Edetanle is facing prosecution by the Economic and Financial Crimes Commission (EFCC) over an alleged fraud involving $385,000 and ₦165,438,000. The former railway boss was arraigned before Justice Rahman Oshodi on February 24, 2026, on a seven-count charge bordering on alleged abuse of office, money laundering and unlawful enrichment by a public official. He had pleaded not guilty to all the counts.
At the resumed hearing yesterday, the defendant told the court of his application dated May 12, 2026, seeking to quash the charge. The lead defence counsel, Adebowale Kamoru, told the court the prosecution amounted to an abuse of court process because the issues raised in the instant charge had already been the subject of a final forfeiture order granted by a Federal High Court in Abuja.

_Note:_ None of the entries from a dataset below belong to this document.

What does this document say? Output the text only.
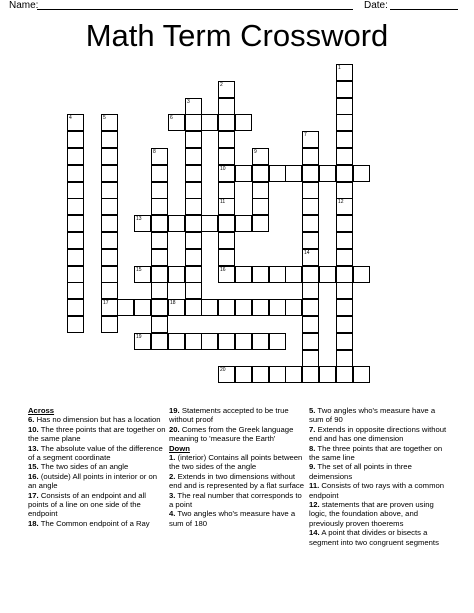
Name:	Date:
Math Term Crossword
6
10
13
15	16
17	18
19
20
1
12
2
11
3
4	5
7
14
8	9
Across
6. Has no dimension but has a location
10. The three points that are together on the same plane
13. The absolute value of the difference of a segment coordinate
15. The two sides of an angle
16. (outside) All points in interior or on an angle
17. Consists of an endpoint and all points of a line on one side of the endpoint
18. The Common endpoint of a Ray
19. Statements accepted to be true without proof
20. Comes from the Greek language meaning to 'measure the Earth'
Down
1. (interior) Contains all points between the two sides of the angle
2. Extends in two dimensions without end and is represented by a flat surface
3. The real number that corresponds to a point
4. Two angles who's measure have a sum of 180
5. Two angles who's measure have a sum of 90
7. Extends in opposite directions without end and has one dimension
8. The three points that are together on the same line
9. The set of all points in three deimensions
11. Consists of two rays with a common endpoint
12. statements that are proven using logic, the foundation above, and previously proven thoerems
14. A point that divides or bisects a segment into two congruent segments
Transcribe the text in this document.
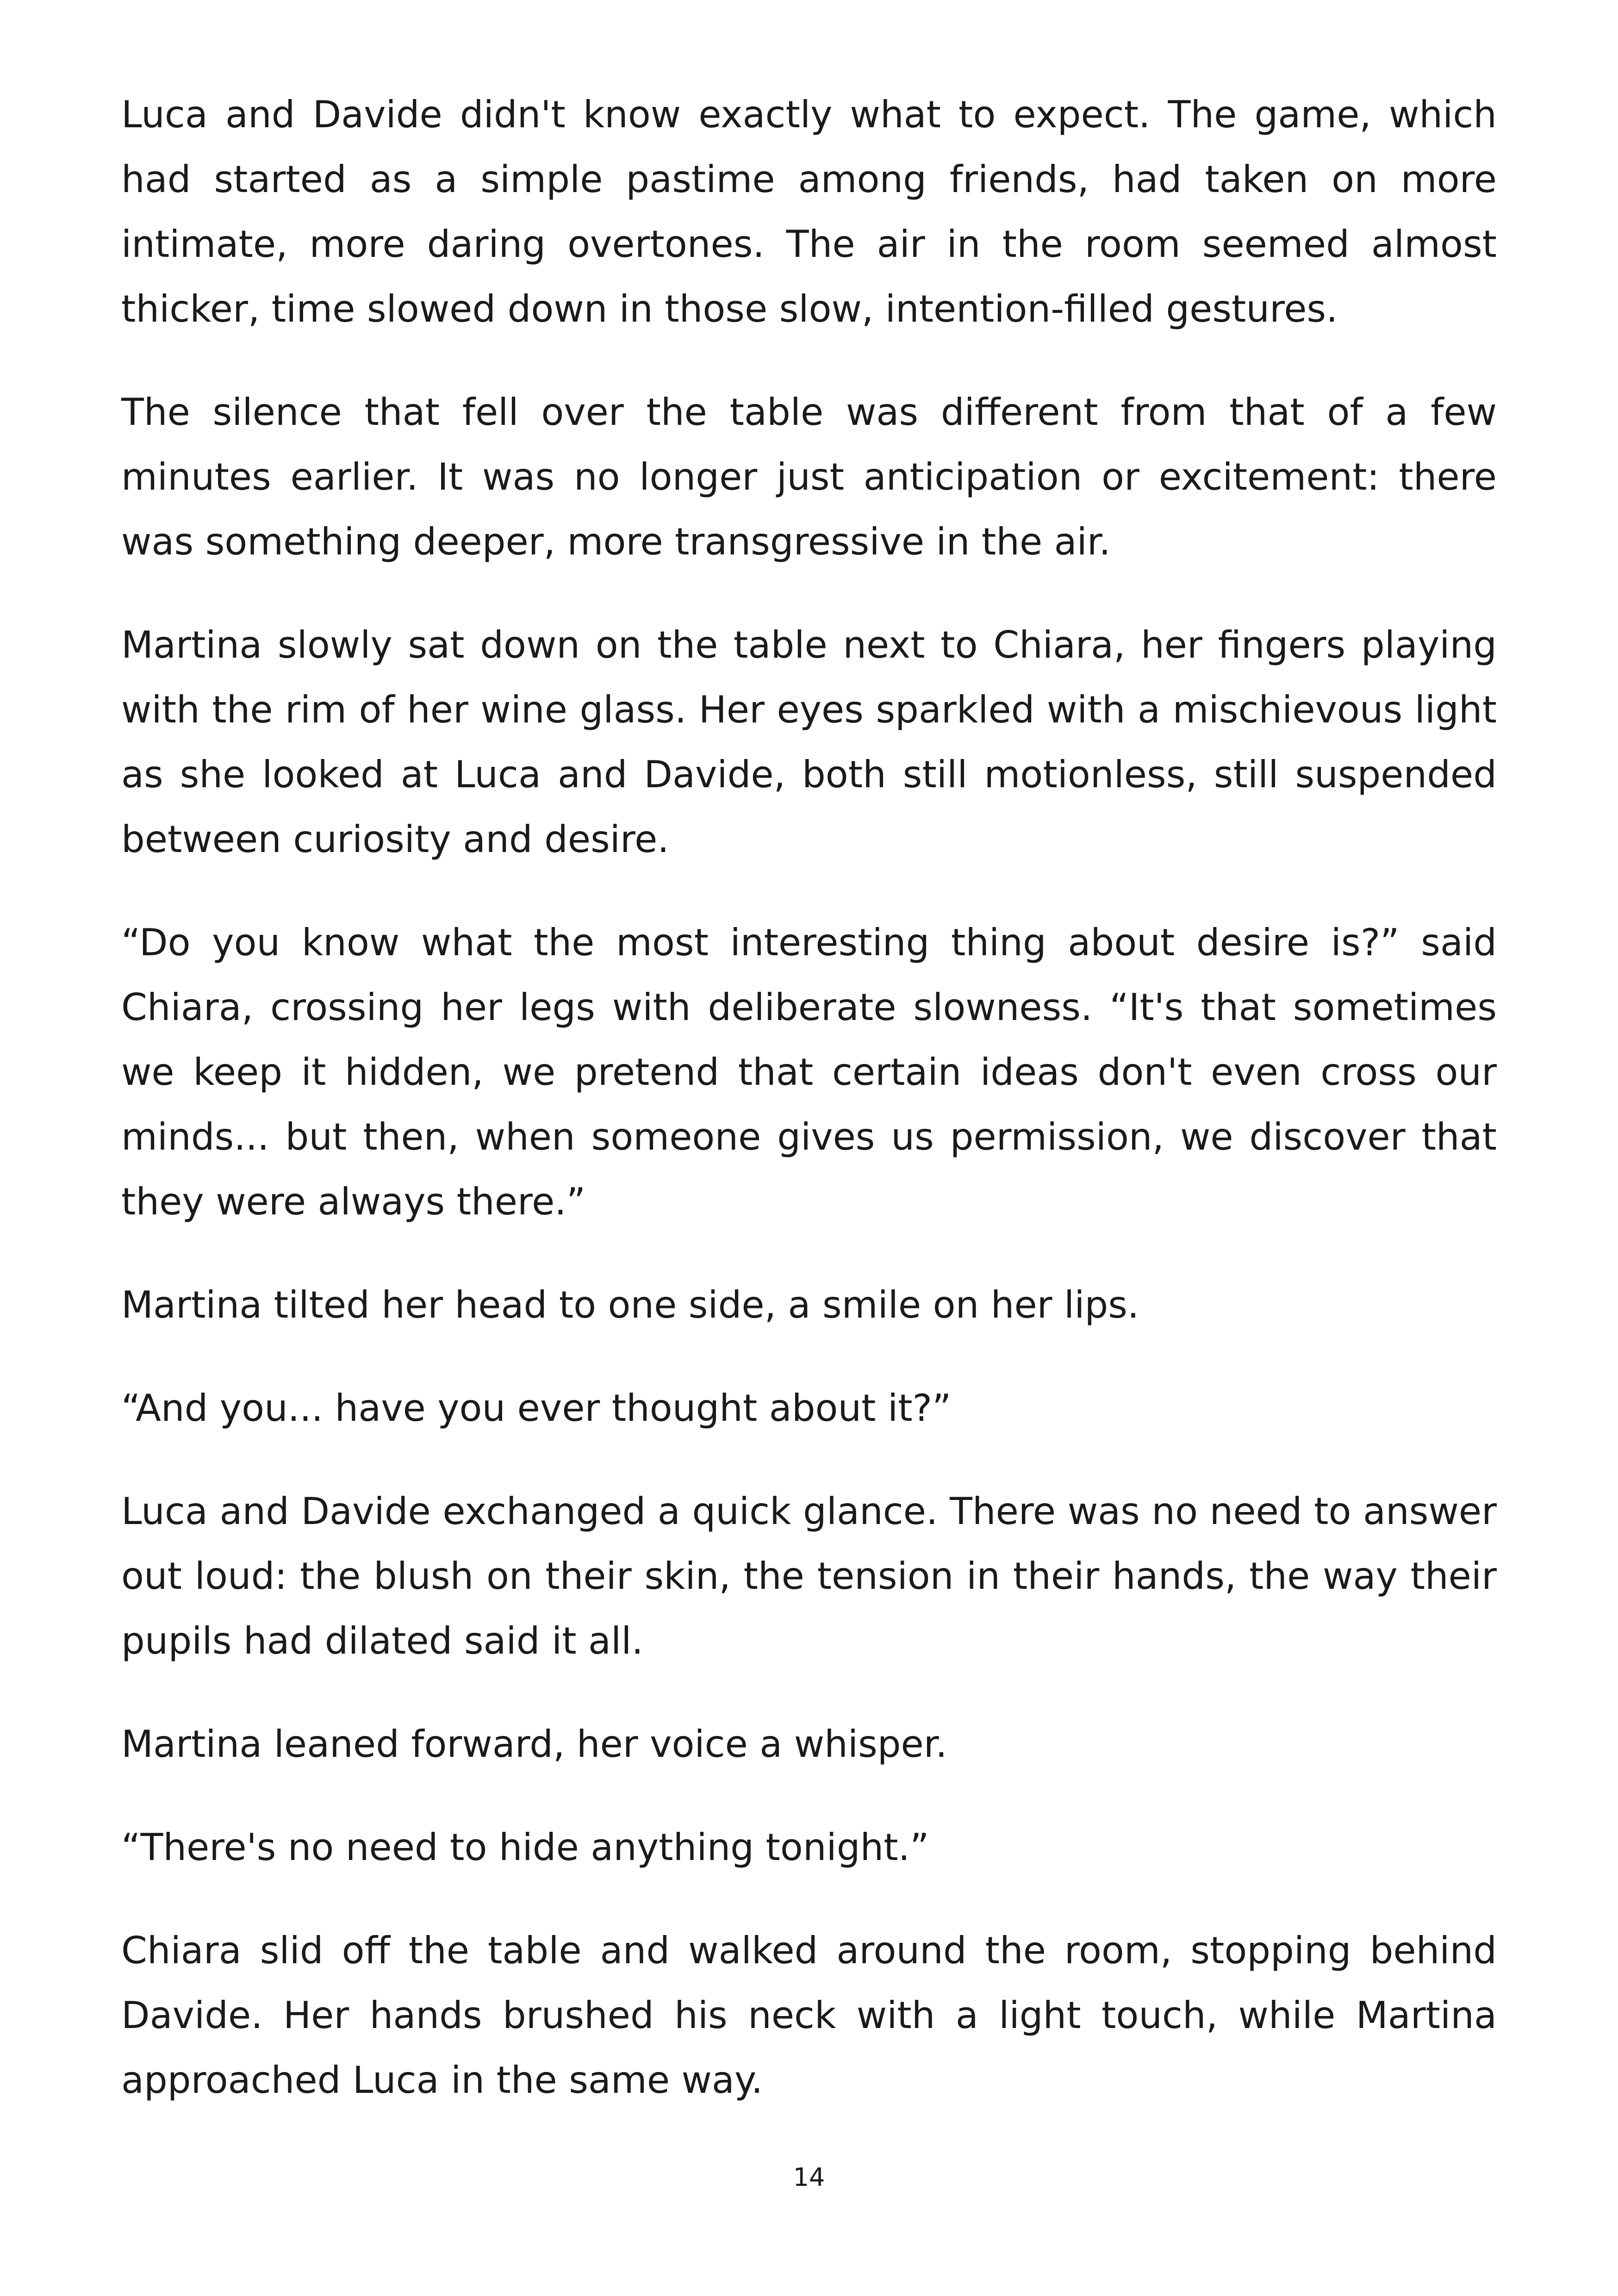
Luca and Davide didn't know exactly what to expect. The game, which had started as a simple pastime among friends, had taken on more intimate, more daring overtones. The air in the room seemed almost thicker, time slowed down in those slow, intention-filled gestures.

The silence that fell over the table was different from that of a few minutes earlier. It was no longer just anticipation or excitement: there was something deeper, more transgressive in the air.

Martina slowly sat down on the table next to Chiara, her fingers playing with the rim of her wine glass. Her eyes sparkled with a mischievous light as she looked at Luca and Davide, both still motionless, still suspended between curiosity and desire.

“Do you know what the most interesting thing about desire is?” said Chiara, crossing her legs with deliberate slowness. “It's that sometimes we keep it hidden, we pretend that certain ideas don't even cross our minds... but then, when someone gives us permission, we discover that they were always there.”

Martina tilted her head to one side, a smile on her lips.

“And you... have you ever thought about it?”

Luca and Davide exchanged a quick glance. There was no need to answer out loud: the blush on their skin, the tension in their hands, the way their pupils had dilated said it all.

Martina leaned forward, her voice a whisper.

“There's no need to hide anything tonight.”

Chiara slid off the table and walked around the room, stopping behind Davide. Her hands brushed his neck with a light touch, while Martina approached Luca in the same way.

14
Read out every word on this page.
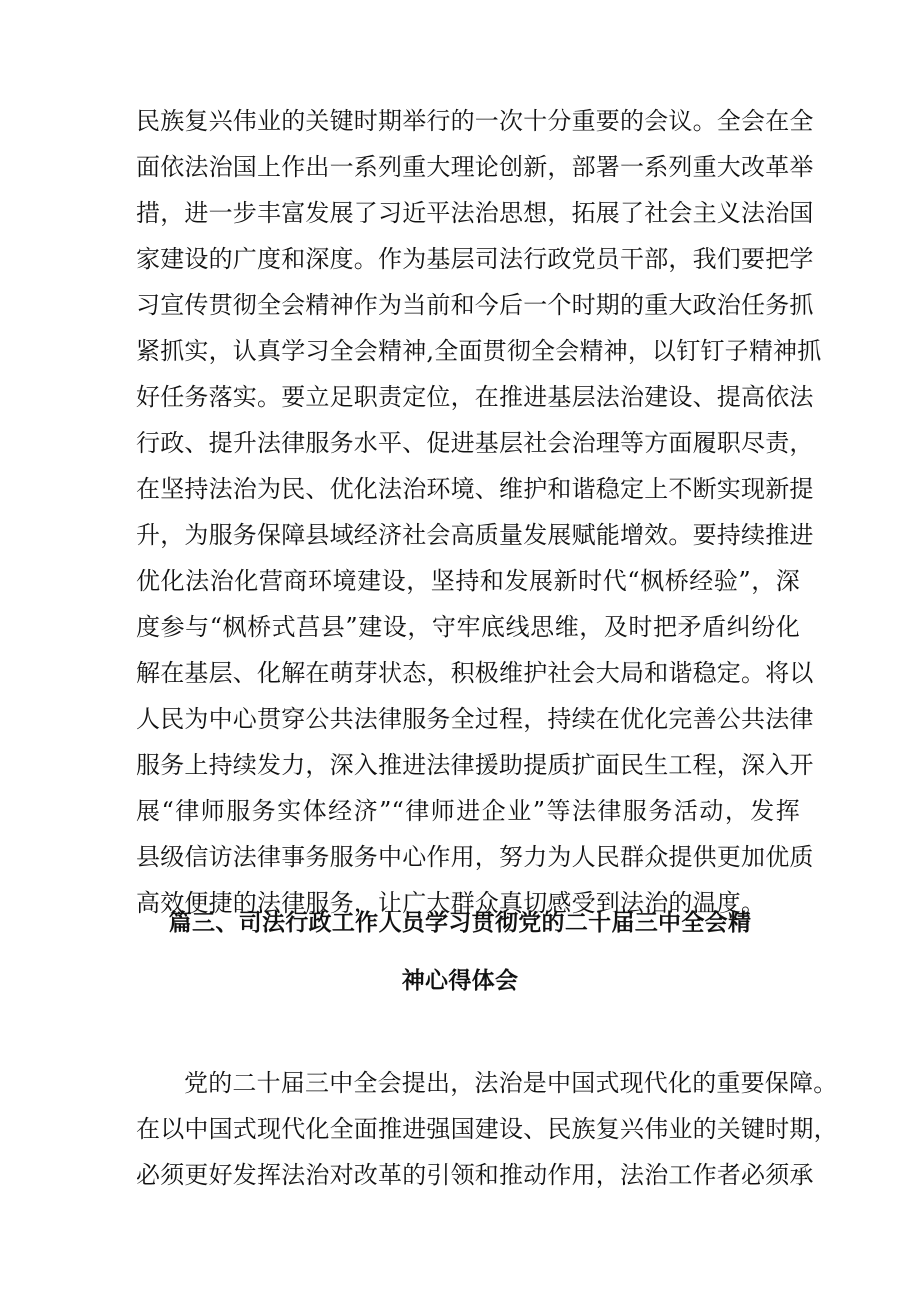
民族复兴伟业的关键时期举行的一次十分重要的会议。全会在全
面依法治国上作出一系列重大理论创新，部署一系列重大改革举
措，进一步丰富发展了习近平法治思想，拓展了社会主义法治国
家建设的广度和深度。作为基层司法行政党员干部，我们要把学
习宣传贯彻全会精神作为当前和今后一个时期的重大政治任务抓
紧抓实，认真学习全会精神,全面贯彻全会精神，以钉钉子精神抓
好任务落实。要立足职责定位，在推进基层法治建设、提高依法
行政、提升法律服务水平、促进基层社会治理等方面履职尽责，
在坚持法治为民、优化法治环境、维护和谐稳定上不断实现新提
升，为服务保障县域经济社会高质量发展赋能增效。要持续推进
优化法治化营商环境建设，坚持和发展新时代“枫桥经验”，深
度参与“枫桥式莒县”建设，守牢底线思维，及时把矛盾纠纷化
解在基层、化解在萌芽状态，积极维护社会大局和谐稳定。将以
人民为中心贯穿公共法律服务全过程，持续在优化完善公共法律
服务上持续发力，深入推进法律援助提质扩面民生工程，深入开
展“律师服务实体经济”“律师进企业”等法律服务活动，发挥
县级信访法律事务服务中心作用，努力为人民群众提供更加优质
高效便捷的法律服务，让广大群众真切感受到法治的温度。
篇三、司法行政工作人员学习贯彻党的二十届三中全会精
神心得体会
党的二十届三中全会提出，法治是中国式现代化的重要保障。
在以中国式现代化全面推进强国建设、民族复兴伟业的关键时期，
必须更好发挥法治对改革的引领和推动作用，法治工作者必须承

According to him, the EFCC, which instituted both the Abuja forfeiture proceedings and the current criminal charge, relied on the same alleged offences, assets and bank accounts in both cases. “The complainant in the Abuja suit is the same complainant in this charge, and the owner of the funds said to be proceeds of crime, which were subjects of the forfeiture order in the Abuja suit, is the same defendant in this charge.”
He further submitted that the bank accounts investigated by the EFCC and affected by the forfeiture order are the same accounts forming the basis of the current criminal trial. The lawyer also contended that both matters arose from the same investigation conducted by the anti-graft agency and were premised on the same alleged unlawful activities.
Kamoru maintained that the findings and consequences arising from the current charge had effectively been determined in the Abuja proceedings, which culminated in the forfeiture order granted on March 9, 2026.
However, counsel for the EFCC, Abass Muhammed, opposed the application and urged the court to dismiss it for lacking merit. Muhammed argued that the forfeiture proceedings conducted by the EFCC were non-conviction-based and civil in nature, in line with Section 17 of the Advance Fee Fraud and Other Fraud Related Offences Act, 2006. According to him, the forfeiture action was directed at assets and funds reasonably suspected to be proceeds of crime, and not against the defendant personally.
“The forfeiture proceedings are not in any way a finding of guilt against the defendant. The instant criminal charge is against him personally.” He further submitted that a civil forfeiture proceeding, being an action in rem, can either precede or coexist with a criminal prosecution without constituting an abuse of court process, even where both matters relate to the same assets.
Following arguments from both parties, Justice Oshodi adjourned the matter to July 3, 2026 for ruling on the defendant’s application.